Many challenges confront researchers attempting to express recombinant proteins. Post-translational modifications, quantity produced, and recapitulating function are chief among them. These and other issues will be discussed at CHI’s “Difficult to Express Proteins” conference to be held later this month. Cutting-edge solutions include new ways to optimize gene sequences, novel fusion proteins or tags, and enhancements to functional assays for membrane proteins.
Many lines of evidence have demonstrated that changing the protein coding sequence of a gene can dramatically affect its expression. According to Mark Welch, Ph.D., director of gene design at DNA2.0, “the key is to know which codons to change. Although researchers previously had to isolate and clone genes of interest, we can now tailor-make genes synthetically. This allows us to optimize genes based upon what organism will be used for expression.”

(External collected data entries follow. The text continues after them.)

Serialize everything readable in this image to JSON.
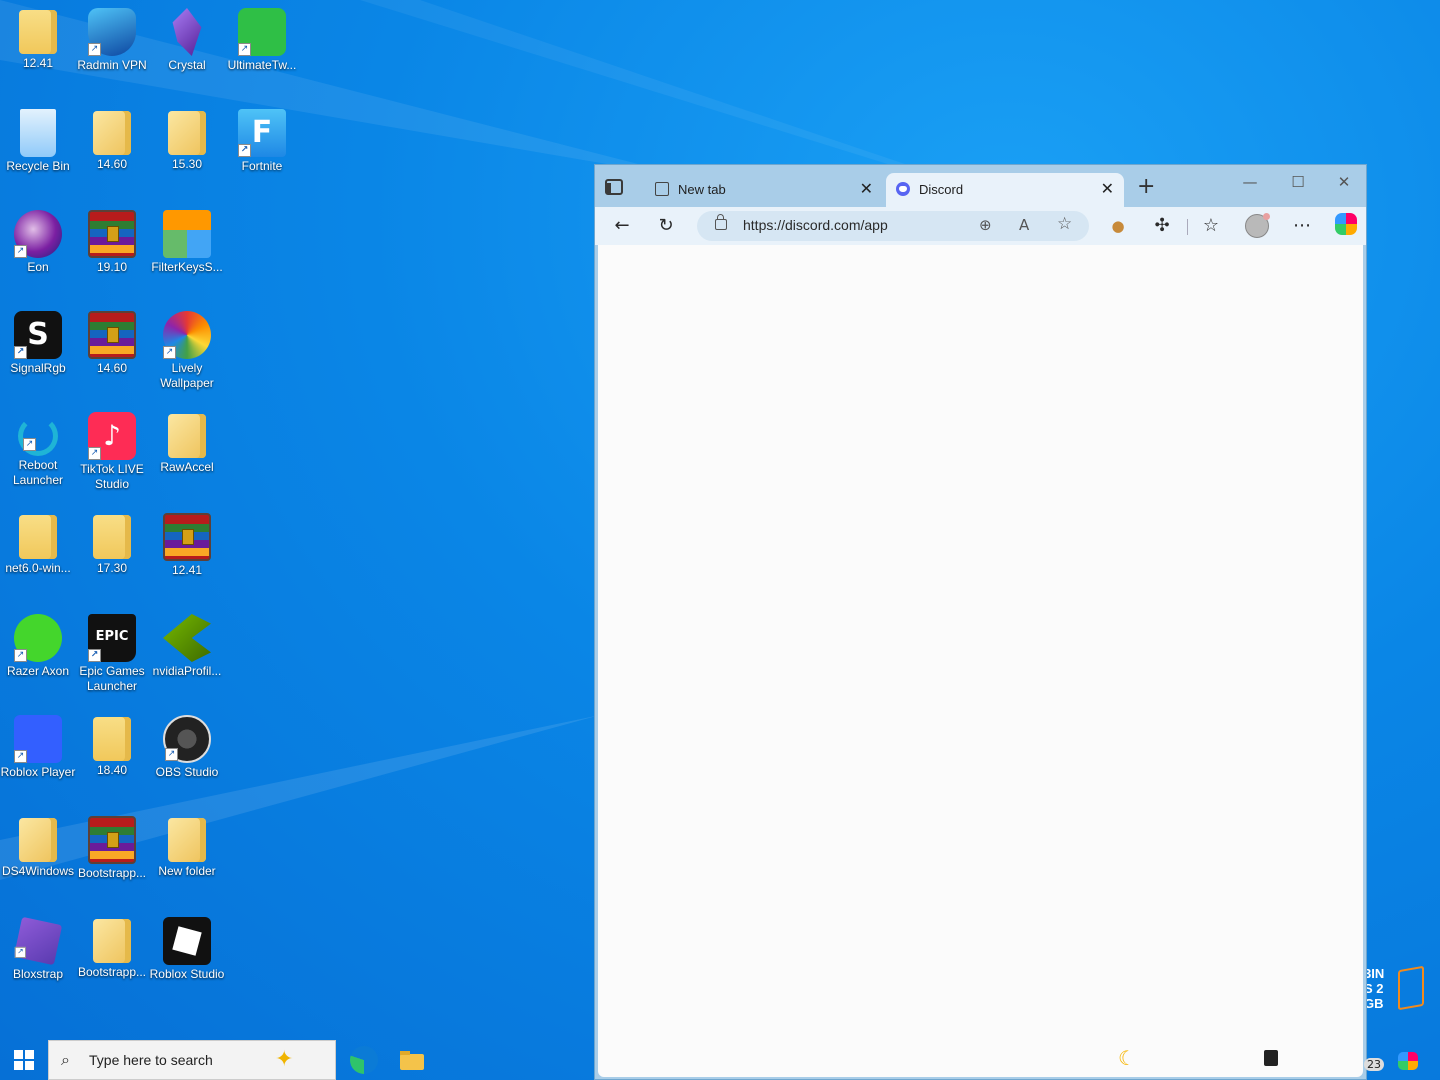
{
  "desktop": {
    "icons": [
      {
        "label": "12.41"
      },
      {
        "label": "Radmin VPN"
      },
      {
        "label": "Crystal"
      },
      {
        "label": "UltimateTw..."
      },
      {
        "label": "Recycle Bin"
      },
      {
        "label": "14.60"
      },
      {
        "label": "15.30"
      },
      {
        "label": "Fortnite"
      },
      {
        "label": "Eon"
      },
      {
        "label": "19.10"
      },
      {
        "label": "FilterKeysS..."
      },
      {
        "label": "SignalRgb"
      },
      {
        "label": "14.60"
      },
      {
        "label": "Lively Wallpaper"
      },
      {
        "label": "Reboot Launcher"
      },
      {
        "label": "TikTok LIVE Studio"
      },
      {
        "label": "RawAccel"
      },
      {
        "label": "net6.0-win..."
      },
      {
        "label": "17.30"
      },
      {
        "label": "12.41"
      },
      {
        "label": "Razer Axon"
      },
      {
        "label": "Epic Games Launcher"
      },
      {
        "label": "nvidiaProfil..."
      },
      {
        "label": "Roblox Player"
      },
      {
        "label": "18.40"
      },
      {
        "label": "OBS Studio"
      },
      {
        "label": "DS4Windows"
      },
      {
        "label": "Bootstrapp..."
      },
      {
        "label": "New folder"
      },
      {
        "label": "Bloxstrap"
      },
      {
        "label": "Bootstrapp..."
      },
      {
        "label": "Roblox Studio"
      }
    ]
  },
  "browser": {
    "tabs": [
      {
        "label": "New tab",
        "active": false
      },
      {
        "label": "Discord",
        "active": true
      }
    ],
    "close_glyph": "✕",
    "add_tab_glyph": "+",
    "url": "https://discord.com/app",
    "window_controls": {
      "minimize": "—",
      "maximize": "☐",
      "close": "✕"
    },
    "icons": [
      "tab-actions-icon",
      "back-icon",
      "refresh-icon",
      "lock-icon",
      "zoom-icon",
      "read-aloud-icon",
      "favorite-star-icon",
      "cookie-icon",
      "extensions-icon",
      "favorites-icon",
      "profile-avatar",
      "more-icon",
      "copilot-icon"
    ]
  },
  "overlay": {
    "promo_lines": [
      "3IN",
      "S 2",
      "GB"
    ]
  },
  "taskbar": {
    "search_placeholder": "Type here to search",
    "notification_count": "23"
  },
  "colors": {
    "desktop_blue": "#0a86e6",
    "browser_frame": "#a9cde8",
    "active_tab": "#e9f2fa",
    "discord_brand": "#5865f2"
  }
}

Dr. Welch notes that the field is currently lacking systematic studies showing what gene characteristics are optimal. “There’s a lot of protein-expression folklore involved in design principles, yet also an absence of uniform experimental data. There are a confounding number of variables among examples in the literature that differ in the proteins expressed, vectors, host strains, etc. In each example you generally are presented with only two data points, a natural gene and a synthetic version. There has been no reliable way to combine results from these often contradictory experiments.”
To address this issue, DNA2.0 embarked on a detailed analysis in which it designed and independently synthesized about 40 genes each for two proteins, a DNA polymerase, and a single chain antibody. Each set systematically sampled codon usage and other variables thought relevant to protein expression.
“We found that synonymous codon variation produced more than a 40-fold difference in expression levels. We identified sequence characteristics that correlated with expression by combining multivariate regression methods along with genetic algorithms. Contrary to popular assumptions, we found that codon preferences did not correlate with the codon bias found in natural host genes.”
Dr. Welch suggests that DNA2.0’s strategy can be used in any expression system. It already has been successfully applied to expression in mammalian, yeast, plant, and fungal hosts. “Systematic variation and modeling provide a more reliable way to improve gene design for any host. In every study we’ve obtained dramatic improvements relative to prior optimization strategies. This adds great value to our genes, particularly for clients expressing high-value proteins where even a small boost in expression can mean considerable savings in time and money.”